Mr Pecksniff not exactly knowing whether allusion was made to the subject or the portmanteau, stared at his friend in unaffected surprise.
“Drop it, I say!” cried Jonas, fiercely. “Do you hear? Drop it, now and for ever. You had better, I give you notice!”
“It was quite a mistake,” urged Mr Pecksniff, very much dismayed; “though I admit it was foolish. I might have known it was a tender string.”
“Don't talk to me about tender strings,” said Jonas, wiping his forehead with the cuff of his coat. “I'm not going to be crowed over by you, because I don't like dead company.”
Mr Pecksniff had got out the words “Crowed over, Mr Jonas!” when that young man, with a dark expression in his countenance, cut him short once more:
“Mind!” he said. “I won't have it. I advise you not to revive the subject, neither to me nor anybody else. You can take a hint, if you choose as well as another man. There's enough said about it. Come along!”
Taking up his part of the load again, when he had said these words, he hurried on so fast that Mr Pecksniff, at the other end of the portmanteau, found himself dragged forward, in a very inconvenient and ungraceful manner, to the great detriment of what is called by fancy gentlemen “the bark” upon his shins, which were most unmercifully bumped against the hard leather and the iron buckles. In the course of a few minutes, however, Mr Jonas relaxed his speed, and suffered his companion to come up with him, and to bring the portmanteau into a to
lerably straight position.
It was pretty clear that he regretted his late outbreak, and that he mistrusted its effect on Mr Pecksniff; for as often as that gentleman glanced towards Mr Jonas, he found Mr Jonas glancing at him, which was a new source of embarrassment. It was but a shortlived one, though, for Mr Jonas soon began to whistle, whereupon Mr Pecksniff, taking his cue from his friend, began to hum a tune melodiously.
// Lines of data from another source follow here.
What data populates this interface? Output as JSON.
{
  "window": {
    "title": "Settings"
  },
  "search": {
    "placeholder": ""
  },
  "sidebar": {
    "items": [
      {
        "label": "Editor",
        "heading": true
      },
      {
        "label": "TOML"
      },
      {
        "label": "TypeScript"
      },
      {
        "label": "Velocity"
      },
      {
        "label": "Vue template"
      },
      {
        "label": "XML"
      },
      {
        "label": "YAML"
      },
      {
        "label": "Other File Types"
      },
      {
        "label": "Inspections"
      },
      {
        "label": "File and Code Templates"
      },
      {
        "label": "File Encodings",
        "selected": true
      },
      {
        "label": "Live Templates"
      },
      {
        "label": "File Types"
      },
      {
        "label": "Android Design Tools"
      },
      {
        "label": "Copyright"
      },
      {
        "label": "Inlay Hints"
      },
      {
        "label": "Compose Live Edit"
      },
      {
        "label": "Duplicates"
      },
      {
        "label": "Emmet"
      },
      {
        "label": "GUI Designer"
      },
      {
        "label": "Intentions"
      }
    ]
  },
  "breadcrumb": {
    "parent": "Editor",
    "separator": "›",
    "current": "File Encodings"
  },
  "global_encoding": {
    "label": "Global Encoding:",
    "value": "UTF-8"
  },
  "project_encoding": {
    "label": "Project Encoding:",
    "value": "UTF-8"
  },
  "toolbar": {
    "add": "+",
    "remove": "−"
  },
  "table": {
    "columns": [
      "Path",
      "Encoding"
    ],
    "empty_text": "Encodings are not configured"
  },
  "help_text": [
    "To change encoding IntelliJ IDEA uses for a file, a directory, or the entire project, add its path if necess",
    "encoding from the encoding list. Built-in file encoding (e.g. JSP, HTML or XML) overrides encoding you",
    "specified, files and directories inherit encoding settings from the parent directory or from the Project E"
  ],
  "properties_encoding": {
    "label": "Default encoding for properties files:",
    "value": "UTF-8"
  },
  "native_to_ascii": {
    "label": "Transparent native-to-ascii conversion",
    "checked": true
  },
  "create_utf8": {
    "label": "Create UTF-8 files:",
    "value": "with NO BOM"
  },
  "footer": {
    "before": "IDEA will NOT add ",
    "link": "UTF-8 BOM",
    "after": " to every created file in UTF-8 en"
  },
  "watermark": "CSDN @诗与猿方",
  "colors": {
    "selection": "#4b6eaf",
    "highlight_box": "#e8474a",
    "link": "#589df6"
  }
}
“Pretty nearly there, ain't we?” said Jonas, when this had lasted some time.
“Close, my dear friend,” said Mr Pecksniff.
“What'll they be doing, do you suppose?” asked Jonas.
“Impossible to say,” cried Mr Pecksniff. “Giddy truants! They may be away from home, perhaps. I was going to—he! he! he!—I was going to propose,” said Mr Pecksniff, “that we should enter by the back way, and come upon them like a clap of thunder, Mr Jonas.”
It might not have been easy to decide in respect of which of their manifold properties, Jonas, Mr Pecksniff, the carpet-bag, and the portmanteau, could be likened to a clap of thunder. But Mr Jonas giving his assent to this proposal, they stole round into the back yard, and softly advanced towards the kitchen window, through which the mingled light of fire and candle shone upon the darkening night.
Truly Mr Pecksniff is blessed in his children—in one of them, at any rate. The prudent Cherry—staff and scrip, and treasure of her doting father—there she sits, at a little table white as driven snow, before the kitchen fire, making up accounts! See the neat maiden, as with pen in hand, and calculating look addressed towards the ceiling and bunch of keys within a little basket at her side, she checks the housekeeping expenditure! From flat-iron, dish-cover, and warming-pan; from pot and kettle, face of brass footman, and black-leaded stove; bright glances of approbation wink and glow upon her. The very onions dangling from the beam, mantle and shine like cherubs” cheeks. Something of the influence of those vegetables sinks into Mr Pecksniff's nature. He weeps.